The worst thing about Friends isn’t the laugh track, or the canned storylines, or the impossible West Village apartment. It’s not even the fact that six twenty-somethings in New York City never go to a bar, and instead sit around at sort of a shitty open mic night for ten years. No, the worst part of Friends is that it won’t go away. In fact, in celebration of the twentieth year of Ross, Rachel, Phoebe, Monica, Chandler, Joey, and then more of Ross and Rachel, there’s a pop-up Central Perk café in SoHo through October 18. But why?
Five years ago, in celebration of the fifteenth anniversary of Friends, because I guess that was a thing people wanted to celebrate, there was a pop-up in London, for no clear reason.

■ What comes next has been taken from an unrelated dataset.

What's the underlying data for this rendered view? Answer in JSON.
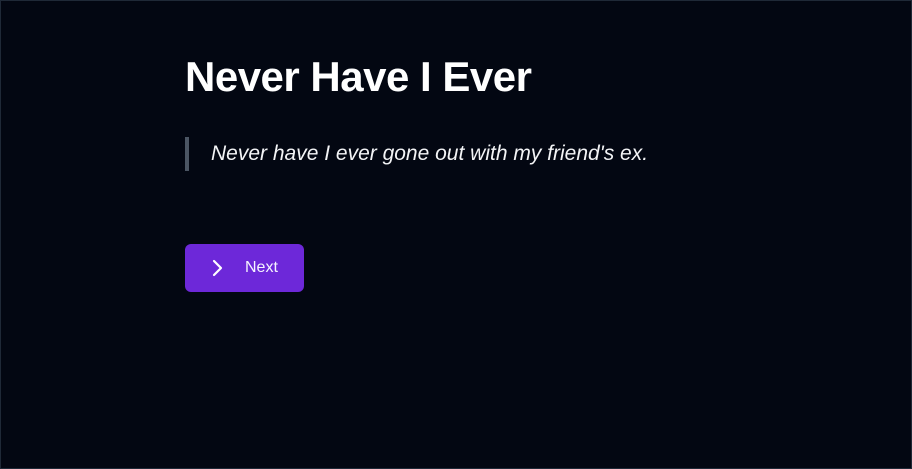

Then, as now, Gunther was the only original cast member involved.
What I understand least is the need people feel to commemorate a show that for all intents and purposes is still on the air, and which has been in syndication since 1998. Today alone, on cable, there will be eight opportunities to watch Friends. Eight. Even leaving aside questions of the show’s quality, of which many have been raised (perhaps best by Flavorwire‘s Pilot Viruet), Friends has never really left. So what’s to miss?
Friends Nostalgia, a vocal subset of the more general-interest 90s Nostalgia, is lame. It’s in line with Beatles Nostalgia as just a pretty uninteresting thing to decorate yourself with. It’s important here to distinguish Nostalgia (capital ‘n’) as a social posture, from mere fandom. It’s possible to be a fan of something without being nostalgic for it. Let’s be real, Friends today would be The Big Bang Theory set in New York.
I don’t mean to deny the value of enjoying these things (Friends, The Beatles), or of remembering them, if you happen to; what I mean to question is the incessant hearkening back, the breathless “Remember when” that tornados around certain time periods or touchstones of pop culture to the point that the objects of reminiscence are eclipsed by the reminiscence itself. Cue twentieth-anniversary Friends pop-up café.
I’d be willing to bet we can look forward to a twenty-fifth anniversary of Friends five years from now, and likely a combination thirty-year anniversary/twenty-year finaleversary in 2024. Until then, you can get your fix of highlighted hair, dad-ish one-liners, and ill-fitting sweaters in syndication about four hours every weekday, give or take. Truly, no one told me life was gonna be this way.